Angesichts der Voreintragungen im Verkehrs- sowie im Bundeszentralregister, insbesondere aufgrund der beiden einschlägigen Vorstrafen, aus denen sich ergibt, dass die Beschuldigte nach wie vor zwischen dem Konsum von Drogen und der Teilnahme am Straßenverkehr nicht zu differenzieren vermag, war hier zum Schutz der anderen Straßenverkehrsteilnehmer die Anordnung der vorläufigen Entziehung der Fahrerlaubnis auch verhältnismäßig. Insoweit tritt das Interesse der Beschuldigten an einer weiteren Nutzung der Fahrerlaubnis hinter dem Sicherstellungsinteresse zurück, zumal die Beschuldigte von dieser im Inland ohnehin keinen Gebrauch machen darf.
Ferner hat die Beschuldigte durch ihre bisherige Straßenverkehrsdelinquenz und mit der jetzigen Anlasstat (erneutes Fahren ohne Fahrerlaubnis) nur allzu deutlich gezeigt hat, dass sie charakterlich als ungeeignet zum Führen von Kraftfahrzeugen anzusehen ist.
Schließlich war - entgegen den Ausführungen der Verteidigung - auch die Beschlagnahme des Führerscheins zulässig, da die vorläufige Entziehung der Fahrerlaubnis gem. § 111a Abs. 3 S. 2 i.V.m.
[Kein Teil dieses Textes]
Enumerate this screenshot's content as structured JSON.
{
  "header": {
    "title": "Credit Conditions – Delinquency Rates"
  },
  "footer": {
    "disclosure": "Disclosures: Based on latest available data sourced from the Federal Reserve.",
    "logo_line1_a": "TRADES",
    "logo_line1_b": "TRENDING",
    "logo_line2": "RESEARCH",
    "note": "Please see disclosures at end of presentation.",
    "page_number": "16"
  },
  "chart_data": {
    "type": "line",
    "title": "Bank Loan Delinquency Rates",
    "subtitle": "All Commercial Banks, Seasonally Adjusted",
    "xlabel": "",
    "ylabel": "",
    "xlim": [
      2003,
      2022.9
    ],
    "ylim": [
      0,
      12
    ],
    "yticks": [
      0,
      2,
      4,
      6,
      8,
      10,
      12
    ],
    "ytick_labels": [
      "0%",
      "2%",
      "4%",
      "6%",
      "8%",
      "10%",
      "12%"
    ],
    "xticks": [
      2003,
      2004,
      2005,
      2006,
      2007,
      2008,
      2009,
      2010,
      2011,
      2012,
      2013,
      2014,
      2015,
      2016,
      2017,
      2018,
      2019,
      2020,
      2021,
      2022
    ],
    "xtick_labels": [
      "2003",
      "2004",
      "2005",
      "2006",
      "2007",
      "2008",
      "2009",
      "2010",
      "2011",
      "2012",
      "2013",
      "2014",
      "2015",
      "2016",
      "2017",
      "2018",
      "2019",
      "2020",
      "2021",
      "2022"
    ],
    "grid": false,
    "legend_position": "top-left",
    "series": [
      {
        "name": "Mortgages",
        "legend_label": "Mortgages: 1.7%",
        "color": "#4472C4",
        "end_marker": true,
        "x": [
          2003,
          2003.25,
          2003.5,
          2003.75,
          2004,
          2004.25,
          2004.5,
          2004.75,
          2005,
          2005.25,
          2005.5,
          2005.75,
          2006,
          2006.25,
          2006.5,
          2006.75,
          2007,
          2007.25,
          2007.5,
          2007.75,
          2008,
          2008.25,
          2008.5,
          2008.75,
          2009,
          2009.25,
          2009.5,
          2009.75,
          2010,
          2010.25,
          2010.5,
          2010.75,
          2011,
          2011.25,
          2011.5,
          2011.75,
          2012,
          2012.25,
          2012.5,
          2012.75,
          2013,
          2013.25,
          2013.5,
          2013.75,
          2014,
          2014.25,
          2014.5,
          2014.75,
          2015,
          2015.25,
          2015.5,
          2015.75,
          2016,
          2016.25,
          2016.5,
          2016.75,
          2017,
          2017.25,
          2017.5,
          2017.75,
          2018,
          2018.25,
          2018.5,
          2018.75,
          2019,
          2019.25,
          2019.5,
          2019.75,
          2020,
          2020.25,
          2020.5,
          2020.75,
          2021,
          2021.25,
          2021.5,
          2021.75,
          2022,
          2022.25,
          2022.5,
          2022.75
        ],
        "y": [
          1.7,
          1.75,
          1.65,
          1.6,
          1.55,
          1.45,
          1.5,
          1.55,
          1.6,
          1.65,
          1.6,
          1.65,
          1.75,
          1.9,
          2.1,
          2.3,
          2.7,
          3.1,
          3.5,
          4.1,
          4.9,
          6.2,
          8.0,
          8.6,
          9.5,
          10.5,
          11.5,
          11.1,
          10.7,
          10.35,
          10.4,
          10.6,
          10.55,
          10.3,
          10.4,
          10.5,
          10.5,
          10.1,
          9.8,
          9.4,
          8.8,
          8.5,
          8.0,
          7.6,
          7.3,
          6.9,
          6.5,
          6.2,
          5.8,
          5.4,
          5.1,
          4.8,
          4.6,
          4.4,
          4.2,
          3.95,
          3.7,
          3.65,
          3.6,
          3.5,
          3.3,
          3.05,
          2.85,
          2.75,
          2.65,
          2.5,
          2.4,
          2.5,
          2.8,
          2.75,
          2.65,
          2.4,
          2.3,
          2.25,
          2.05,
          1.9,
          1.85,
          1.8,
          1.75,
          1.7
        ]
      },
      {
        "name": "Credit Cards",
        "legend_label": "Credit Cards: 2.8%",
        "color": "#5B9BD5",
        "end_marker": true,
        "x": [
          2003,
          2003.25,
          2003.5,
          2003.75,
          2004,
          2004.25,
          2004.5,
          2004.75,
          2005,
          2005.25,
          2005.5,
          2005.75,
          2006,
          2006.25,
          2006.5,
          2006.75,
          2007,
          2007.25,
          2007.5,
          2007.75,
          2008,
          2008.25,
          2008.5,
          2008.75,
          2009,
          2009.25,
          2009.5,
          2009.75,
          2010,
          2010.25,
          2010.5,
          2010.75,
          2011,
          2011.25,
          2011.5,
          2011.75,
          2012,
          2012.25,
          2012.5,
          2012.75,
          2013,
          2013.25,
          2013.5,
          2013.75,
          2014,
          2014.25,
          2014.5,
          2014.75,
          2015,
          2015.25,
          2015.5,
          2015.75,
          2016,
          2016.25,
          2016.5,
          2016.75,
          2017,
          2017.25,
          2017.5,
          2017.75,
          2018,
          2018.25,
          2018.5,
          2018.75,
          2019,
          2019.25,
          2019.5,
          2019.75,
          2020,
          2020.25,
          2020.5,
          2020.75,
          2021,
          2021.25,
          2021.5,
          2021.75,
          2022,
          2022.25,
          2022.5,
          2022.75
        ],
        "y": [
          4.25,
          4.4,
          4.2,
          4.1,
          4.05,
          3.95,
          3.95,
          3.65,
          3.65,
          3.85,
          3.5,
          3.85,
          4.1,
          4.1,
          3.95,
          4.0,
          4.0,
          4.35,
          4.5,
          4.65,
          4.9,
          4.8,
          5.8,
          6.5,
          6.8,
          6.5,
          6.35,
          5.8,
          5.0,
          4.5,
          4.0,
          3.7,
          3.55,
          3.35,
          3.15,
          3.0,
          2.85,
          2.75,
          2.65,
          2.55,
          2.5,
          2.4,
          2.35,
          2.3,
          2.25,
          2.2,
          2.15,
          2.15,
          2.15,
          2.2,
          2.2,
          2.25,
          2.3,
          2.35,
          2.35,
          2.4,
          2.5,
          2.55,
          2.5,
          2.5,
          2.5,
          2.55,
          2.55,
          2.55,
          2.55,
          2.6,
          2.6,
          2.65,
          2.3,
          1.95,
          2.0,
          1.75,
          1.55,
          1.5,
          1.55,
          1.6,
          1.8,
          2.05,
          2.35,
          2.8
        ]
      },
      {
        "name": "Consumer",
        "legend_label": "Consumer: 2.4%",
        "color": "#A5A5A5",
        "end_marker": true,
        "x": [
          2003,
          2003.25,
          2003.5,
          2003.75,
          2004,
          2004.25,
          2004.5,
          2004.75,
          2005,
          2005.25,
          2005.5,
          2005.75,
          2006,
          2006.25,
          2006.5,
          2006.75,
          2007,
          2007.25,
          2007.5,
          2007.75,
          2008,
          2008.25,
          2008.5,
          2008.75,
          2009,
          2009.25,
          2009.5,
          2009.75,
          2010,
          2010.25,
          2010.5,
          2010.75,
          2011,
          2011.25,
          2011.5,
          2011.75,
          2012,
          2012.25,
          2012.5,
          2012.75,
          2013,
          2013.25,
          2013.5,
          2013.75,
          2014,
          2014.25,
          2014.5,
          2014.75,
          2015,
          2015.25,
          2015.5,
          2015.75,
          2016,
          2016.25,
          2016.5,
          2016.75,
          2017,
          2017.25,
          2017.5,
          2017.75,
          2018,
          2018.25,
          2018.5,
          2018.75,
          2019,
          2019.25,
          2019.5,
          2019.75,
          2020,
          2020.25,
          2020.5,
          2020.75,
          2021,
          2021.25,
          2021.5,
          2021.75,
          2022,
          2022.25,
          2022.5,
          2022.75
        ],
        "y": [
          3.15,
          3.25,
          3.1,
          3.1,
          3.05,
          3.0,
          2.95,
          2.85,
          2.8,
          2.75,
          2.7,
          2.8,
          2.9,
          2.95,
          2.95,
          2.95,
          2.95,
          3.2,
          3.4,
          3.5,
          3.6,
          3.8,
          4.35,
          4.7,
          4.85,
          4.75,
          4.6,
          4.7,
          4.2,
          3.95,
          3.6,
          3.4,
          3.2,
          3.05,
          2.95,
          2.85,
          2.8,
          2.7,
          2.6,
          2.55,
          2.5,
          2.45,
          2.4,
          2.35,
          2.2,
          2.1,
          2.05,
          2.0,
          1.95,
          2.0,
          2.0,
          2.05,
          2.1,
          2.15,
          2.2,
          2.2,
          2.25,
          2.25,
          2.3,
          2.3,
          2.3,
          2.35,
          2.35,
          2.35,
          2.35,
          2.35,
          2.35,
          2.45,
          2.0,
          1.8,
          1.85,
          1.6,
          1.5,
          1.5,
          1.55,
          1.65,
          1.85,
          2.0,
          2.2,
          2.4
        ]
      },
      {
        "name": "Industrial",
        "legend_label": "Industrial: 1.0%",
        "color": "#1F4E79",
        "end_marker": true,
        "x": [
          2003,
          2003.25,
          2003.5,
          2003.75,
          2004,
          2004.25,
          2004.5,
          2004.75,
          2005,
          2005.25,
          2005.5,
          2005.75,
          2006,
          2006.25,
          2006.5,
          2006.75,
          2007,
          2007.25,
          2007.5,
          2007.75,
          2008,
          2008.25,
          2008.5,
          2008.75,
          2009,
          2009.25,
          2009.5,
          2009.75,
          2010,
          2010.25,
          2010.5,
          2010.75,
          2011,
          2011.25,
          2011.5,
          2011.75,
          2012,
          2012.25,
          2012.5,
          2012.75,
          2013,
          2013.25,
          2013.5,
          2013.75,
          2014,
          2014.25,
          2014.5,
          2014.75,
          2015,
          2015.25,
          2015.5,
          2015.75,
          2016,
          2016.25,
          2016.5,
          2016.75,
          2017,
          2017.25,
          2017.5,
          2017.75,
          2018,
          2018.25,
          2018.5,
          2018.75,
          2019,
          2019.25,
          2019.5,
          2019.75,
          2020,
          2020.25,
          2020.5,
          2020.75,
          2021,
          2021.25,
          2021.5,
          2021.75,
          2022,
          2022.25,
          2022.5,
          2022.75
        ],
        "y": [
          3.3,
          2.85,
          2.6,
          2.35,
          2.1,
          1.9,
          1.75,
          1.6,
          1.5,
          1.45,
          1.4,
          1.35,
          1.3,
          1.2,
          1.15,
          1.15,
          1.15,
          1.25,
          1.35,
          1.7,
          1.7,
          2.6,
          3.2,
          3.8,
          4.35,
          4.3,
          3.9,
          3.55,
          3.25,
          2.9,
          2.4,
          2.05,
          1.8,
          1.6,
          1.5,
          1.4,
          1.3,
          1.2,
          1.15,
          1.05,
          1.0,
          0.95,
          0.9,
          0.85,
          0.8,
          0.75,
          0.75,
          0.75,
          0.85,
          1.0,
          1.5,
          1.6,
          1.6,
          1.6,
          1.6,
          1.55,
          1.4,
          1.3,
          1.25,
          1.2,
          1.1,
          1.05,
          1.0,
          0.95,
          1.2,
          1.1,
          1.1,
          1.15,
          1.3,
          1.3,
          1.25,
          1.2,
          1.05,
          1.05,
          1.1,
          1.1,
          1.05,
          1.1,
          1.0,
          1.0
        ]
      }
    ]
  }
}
S. 1 StPO zugleich als Anordnung bzw. Bestätigung der Beschlagnahme der hier in Polen ausgestellten Fahrerlaubnis wirkt. Insofern hat die Beschuldigte, die ihren ordentlichen Wohnsitz im Inland hat (vgl. § 111a Abs. 3 S. 2 a.E. StPO), von Gesetzes wegen hinzunehmen, dass sie nunmehr von dieser Fahrerlaubnis auch nicht mehr in Polen Gebrauch machen kann.
Vor diesem Hintergrund war die Beschwerde mit der Kostenfolge des § 473 Abs. 1 StPO als unbegründet zu verwerfen.